With the borders open, Ms Ardern said Mr Morrison would visit New Zealand in the "not too distant future".
Ms Ardern also said Australia Foreign Minister Marise Payne would travel to New Zealand on Wednesday.
Australia was New Zealand’s largest source of international tourists before the pandemic, accounting for about 1.5 million arrivals or 40 percent of total visitors in 2019.
The bubble’s opening received saturation coverage from media in both countries, with live television reporting from airports providing regular updates on the progress of flights.
On a grass embankment at the foot of Wellington Airport’s runway, the words ‘WELCOME WHANAU’ (family) were spelled out in giant letters.
Ms Lorraine Wratt, a New Zealander stranded by the pandemic while visiting family in Australia, told AFP it was "wonderful" to be able to travel again.
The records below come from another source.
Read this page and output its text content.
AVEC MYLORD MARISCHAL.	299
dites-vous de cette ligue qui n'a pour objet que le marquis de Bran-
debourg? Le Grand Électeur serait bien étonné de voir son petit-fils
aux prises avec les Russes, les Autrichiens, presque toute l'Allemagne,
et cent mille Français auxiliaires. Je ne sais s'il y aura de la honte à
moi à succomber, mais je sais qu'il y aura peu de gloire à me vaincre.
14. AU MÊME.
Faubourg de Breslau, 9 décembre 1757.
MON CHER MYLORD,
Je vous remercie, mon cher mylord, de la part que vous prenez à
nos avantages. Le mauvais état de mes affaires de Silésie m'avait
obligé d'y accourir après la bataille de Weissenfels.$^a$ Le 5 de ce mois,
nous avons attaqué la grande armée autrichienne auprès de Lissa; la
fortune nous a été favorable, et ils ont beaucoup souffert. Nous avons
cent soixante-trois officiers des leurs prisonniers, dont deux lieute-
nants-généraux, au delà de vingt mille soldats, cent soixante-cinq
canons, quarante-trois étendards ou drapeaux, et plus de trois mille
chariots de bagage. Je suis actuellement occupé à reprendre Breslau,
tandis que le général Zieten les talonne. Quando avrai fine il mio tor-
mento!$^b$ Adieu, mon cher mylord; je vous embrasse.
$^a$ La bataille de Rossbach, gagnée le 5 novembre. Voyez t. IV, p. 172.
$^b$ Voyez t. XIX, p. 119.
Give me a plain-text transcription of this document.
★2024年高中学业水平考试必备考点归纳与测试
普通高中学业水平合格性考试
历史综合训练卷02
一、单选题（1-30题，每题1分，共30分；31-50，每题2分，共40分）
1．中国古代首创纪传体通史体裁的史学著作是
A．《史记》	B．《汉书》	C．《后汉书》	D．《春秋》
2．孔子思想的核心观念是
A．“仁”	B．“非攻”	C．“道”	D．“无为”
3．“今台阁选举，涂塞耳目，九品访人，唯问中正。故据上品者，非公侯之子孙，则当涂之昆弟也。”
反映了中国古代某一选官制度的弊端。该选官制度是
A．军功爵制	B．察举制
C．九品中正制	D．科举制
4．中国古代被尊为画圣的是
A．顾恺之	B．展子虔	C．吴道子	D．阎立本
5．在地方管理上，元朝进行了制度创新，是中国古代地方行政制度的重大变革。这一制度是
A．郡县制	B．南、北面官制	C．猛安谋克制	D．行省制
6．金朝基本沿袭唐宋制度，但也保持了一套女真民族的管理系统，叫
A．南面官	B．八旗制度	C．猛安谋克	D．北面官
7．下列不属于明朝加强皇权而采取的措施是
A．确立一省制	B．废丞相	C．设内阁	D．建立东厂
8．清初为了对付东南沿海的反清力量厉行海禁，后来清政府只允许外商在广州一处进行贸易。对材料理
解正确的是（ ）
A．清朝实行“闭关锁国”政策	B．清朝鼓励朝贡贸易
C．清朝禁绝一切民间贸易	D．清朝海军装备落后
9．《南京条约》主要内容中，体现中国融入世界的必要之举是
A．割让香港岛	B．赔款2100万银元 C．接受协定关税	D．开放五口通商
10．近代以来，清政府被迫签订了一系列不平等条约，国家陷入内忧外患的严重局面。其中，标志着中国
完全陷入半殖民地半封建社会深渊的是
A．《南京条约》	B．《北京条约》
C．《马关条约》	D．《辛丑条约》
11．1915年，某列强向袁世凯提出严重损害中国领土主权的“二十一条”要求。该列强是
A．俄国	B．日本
"We’re very excited to be heading back home but we’re gonna miss our family (in Australia) big time," she said. "We came to Australia on Dec 11 to spend Christmas with our children... planning to go back in February, it’s been a bit of a nightmare."
Australia is home to hundreds of thousands of expatriate New Zealanders and before coronavirus many regularly shuttled back and forth across the Tasman on three-hour flights.
More than half a million New Zealand-born people live in Australia, just over 2 per cent of Australia’s population of near 26 million.
Mr Morrison and Ms Ardern warned travellers to prepare for disruptions to travel arrangements at short notice in the event of Covid-19 outbreaks, and said the risks of quarantine-free travel will be under "constant review".
Both leaders also flagged the possibility of extending quarantine-free travel to other countries in the Pacific region when "it is safe to do so".
For Ms O’Donoghue, the travel bubble’s opening made her feel the world was returning to some sort of normality.
"I’ll be going back, they’ll be coming over, we’ll just be back to normal," she said. "What normal’s going to be from now on I don’t know, but I’m just really, really excited today."
Air New Zealand executive Craig Suckling said the atmosphere at Sydney airport before departure was electric.
"It was quite the emotional rollercoaster here in Sydney," he said. "The check-in area was a hive of activity and at the boarding gate, customers were eager to get on."
The airline’s chief executive Greg Foran said it was also a "monumental" day for those involved in the hard-hit tourism industry.
"(It’s) a real turning point for the airline. It’s day one of our revival," he said.
International Air Transport Association Asia-Pacific vice-president Conrad Clifford expressed hopes that more travel bubbles will be established across the region when it is safe to do so "as part of overall efforts to restart international air travel."
But on the first day of the bubble, most of the travellers were returning New Zealanders, with tourists expected to start arriving in large numbers during the upcoming Australian school holidays.
Queenstown local Sean Mackenzie said the travel bubble was a shot in the arm for the South Island tourist hub, where businesses have struggled without overseas visitors.
"I reckon the future’s great for Queenstown now... all the Australians come over and then international, China all of that – it will be packed," he said. "In six months, I reckon it will be packed. It’ll be sweet."